Wael Ghonim at the IMF roundtable, 15 April 2011:
“We wanted our dignity back. And dignity does have an economic aspect.” He was talking about the Tahrir Square events, the “Arab Spring”. This is why economists should not only study history but also listen to music, read –and maybe even write!-- poetry. It’s the only chance they have of understanding such realities, given their largely insular formation.
Speaker of the House John Boehner claims that the “poor and lazy” caused the current economic crisis during an interview with Matt Taibbi of Rolling Stone
As I think about this it occurs to me that is Mr. Boehner himself who is both poor and lazy. He shows himself to be spiritually impoverished --which is what really counts in this world and in the next, supposing it exists; and intellectually lazy, by which I mean his apparently total refusal to undertake the work of overcoming his ignorance.
This would all be pretty small potatoes if we were just talking about the local dogcatcher or something; but Mr. Boehner is in a position to do real harm to the people he deems "poor and lazy", through his own poverty and laziness.

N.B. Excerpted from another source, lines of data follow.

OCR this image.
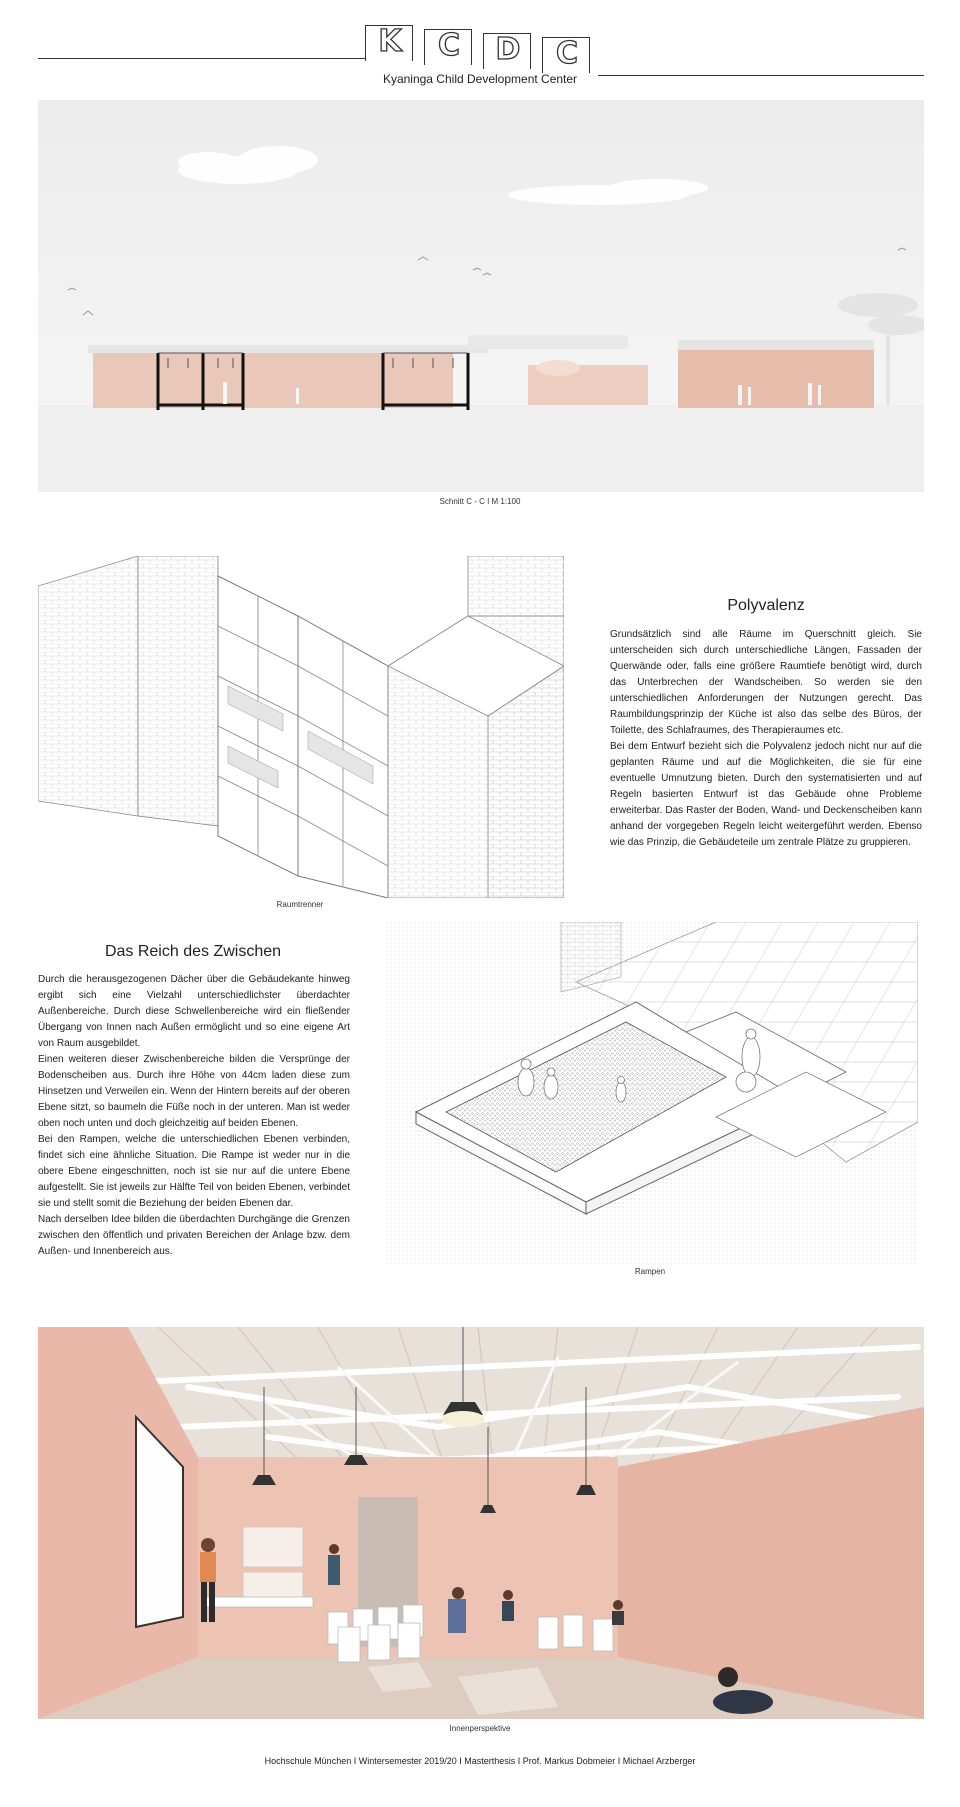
K C D C
Kyaninga Child Development Center
Schnitt C - C I M 1:100
Raumtrenner
Polyvalenz

Grundsätzlich sind alle Räume im Querschnitt gleich. Sie unterscheiden sich durch unterschiedliche Längen, Fassaden der Querwände oder, falls eine größere Raumtiefe benötigt wird, durch das Unterbrechen der Wandscheiben. So werden sie den unterschiedlichen Anforderungen der Nutzungen gerecht. Das Raumbildungsprinzip der Küche ist also das selbe des Büros, der Toilette, des Schlafraumes, des Therapieraumes etc.

Bei dem Entwurf bezieht sich die Polyvalenz jedoch nicht nur auf die geplanten Räume und auf die Möglichkeiten, die sie für eine eventuelle Umnutzung bieten. Durch den systematisierten und auf Regeln basierten Entwurf ist das Gebäude ohne Probleme erweiterbar. Das Raster der Boden, Wand- und Deckenscheiben kann anhand der vorgegeben Regeln leicht weitergeführt werden. Ebenso wie das Prinzip, die Gebäudeteile um zentrale Plätze zu gruppieren.

Das Reich des Zwischen

Durch die herausgezogenen Dächer über die Gebäudekante hinweg ergibt sich eine Vielzahl unterschiedlichster überdachter Außenbereiche. Durch diese Schwellenbereiche wird ein fließender Übergang von Innen nach Außen ermöglicht und so eine eigene Art von Raum ausgebildet.

Einen weiteren dieser Zwischenbereiche bilden die Versprünge der Bodenscheiben aus. Durch ihre Höhe von 44cm laden diese zum Hinsetzen und Verweilen ein. Wenn der Hintern bereits auf der oberen Ebene sitzt, so baumeln die Füße noch in der unteren. Man ist weder oben noch unten und doch gleichzeitig auf beiden Ebenen.

Bei den Rampen, welche die unterschiedlichen Ebenen verbinden, findet sich eine ähnliche Situation. Die Rampe ist weder nur in die obere Ebene eingeschnitten, noch ist sie nur auf die untere Ebene aufgestellt. Sie ist jeweils zur Hälfte Teil von beiden Ebenen, verbindet sie und stellt somit die Beziehung der beiden Ebenen dar.

Nach derselben Idee bilden die überdachten Durchgänge die Grenzen zwischen den öffentlich und privaten Bereichen der Anlage bzw. dem Außen- und Innenbereich aus.

Rampen
Innenperspektive
Hochschule München I Wintersemester 2019/20 I Masterthesis I Prof. Markus Dobmeier I Michael Arzberger
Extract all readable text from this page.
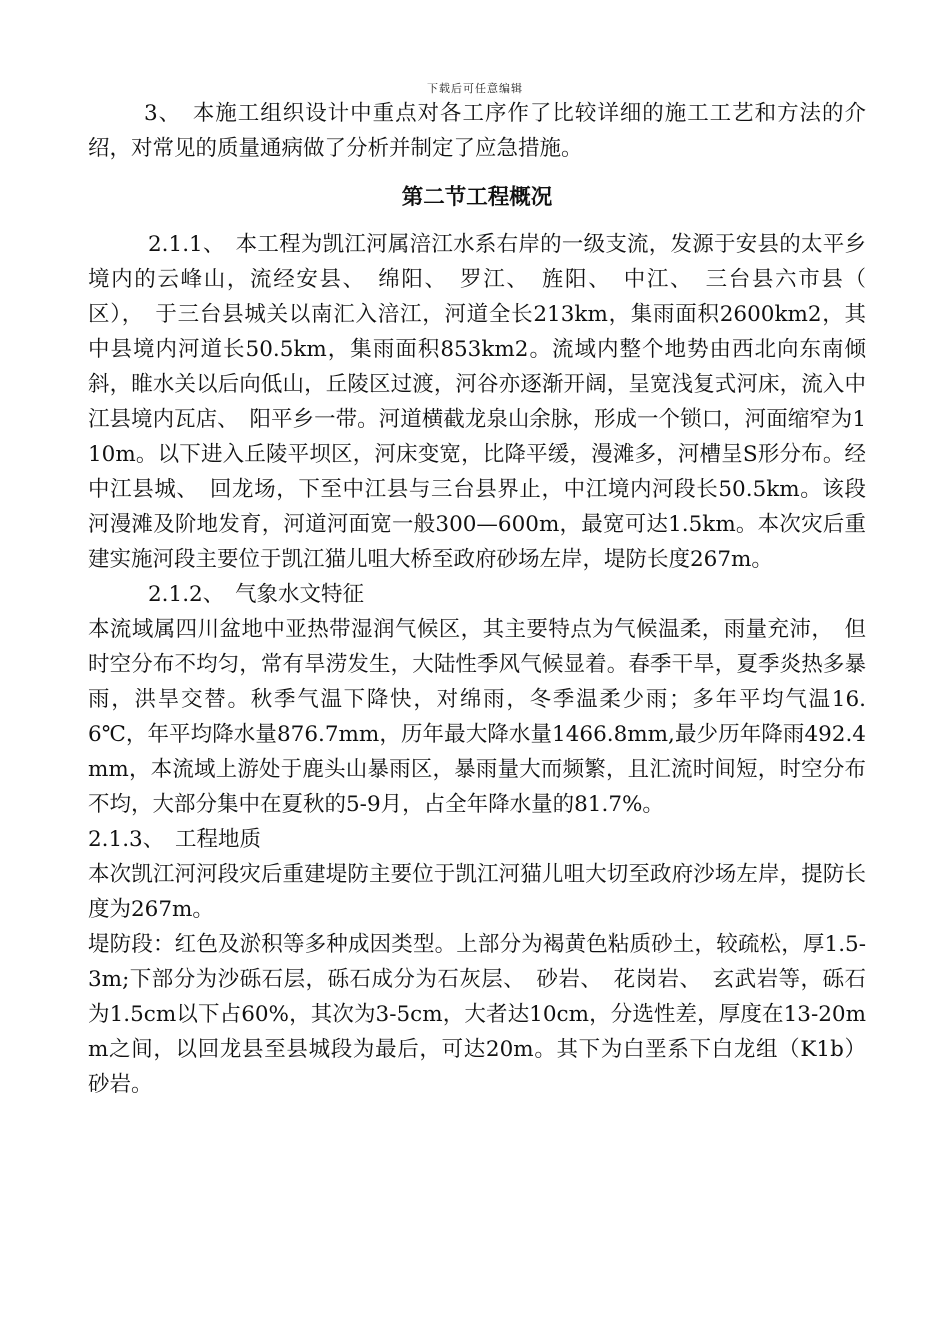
下载后可任意编辑

3、　本施工组织设计中重点对各工序作了比较详细的施工工艺和方法的介绍，对常见的质量通病做了分析并制定了应急措施。

第二节工程概况

2.1.1、　本工程为凯江河属涪江水系右岸的一级支流，发源于安县的太平乡境内的云峰山，流经安县、　绵阳、　罗江、　旌阳、　中江、　三台县六市县（　区），　于三台县城关以南汇入涪江，河道全长213km，集雨面积2600km2，其中县境内河道长50.5km，集雨面积853km2。流域内整个地势由西北向东南倾斜，睢水关以后向低山，丘陵区过渡，河谷亦逐渐开阔，呈宽浅复式河床，流入中江县境内瓦店、　阳平乡一带。河道横截龙泉山余脉，形成一个锁口，河面缩窄为110m。以下进入丘陵平坝区，河床变宽，比降平缓，漫滩多，河槽呈S形分布。经中江县城、　回龙场，下至中江县与三台县界止，中江境内河段长50.5km。该段河漫滩及阶地发育，河道河面宽一般300—600m，最宽可达1.5km。本次灾后重建实施河段主要位于凯江猫儿咀大桥至政府砂场左岸，堤防长度267m。

2.1.2、　气象水文特征

本流域属四川盆地中亚热带湿润气候区，其主要特点为气候温柔，雨量充沛，　但时空分布不均匀，常有旱涝发生，大陆性季风气候显着。春季干旱，夏季炎热多暴雨，洪旱交替。秋季气温下降快，对绵雨，冬季温柔少雨；多年平均气温16.6℃，年平均降水量876.7mm，历年最大降水量1466.8mm,最少历年降雨492.4mm，本流域上游处于鹿头山暴雨区，暴雨量大而频繁，且汇流时间短，时空分布不均，大部分集中在夏秋的5-9月，占全年降水量的81.7%。

2.1.3、　工程地质

本次凯江河河段灾后重建堤防主要位于凯江河猫儿咀大切至政府沙场左岸，提防长度为267m。

堤防段：红色及淤积等多种成因类型。上部分为褐黄色粘质砂土，较疏松，厚1.5-3m;下部分为沙砾石层，砾石成分为石灰层、　砂岩、　花岗岩、　玄武岩等，砾石为1.5cm以下占60%，其次为3-5cm，大者达10cm，分选性差，厚度在13-20mm之间，以回龙县至县城段为最后，可达20m。其下为白垩系下白龙组（K1b）砂岩。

NYT today: “How far can a presidential candidate get with fame and money, but with no knowledge of policy or governing?” … speaking of Donald Trump. Well, given many of the people who won in the midterm elections it seems the answer might be “Quite far”. Those “tea-baggers” as people have started to call them, appear not only to have no knowledge of policy or governing, but also no respect for same; and are proud of their ignorance. Thus, I suppose, their anti-education stance.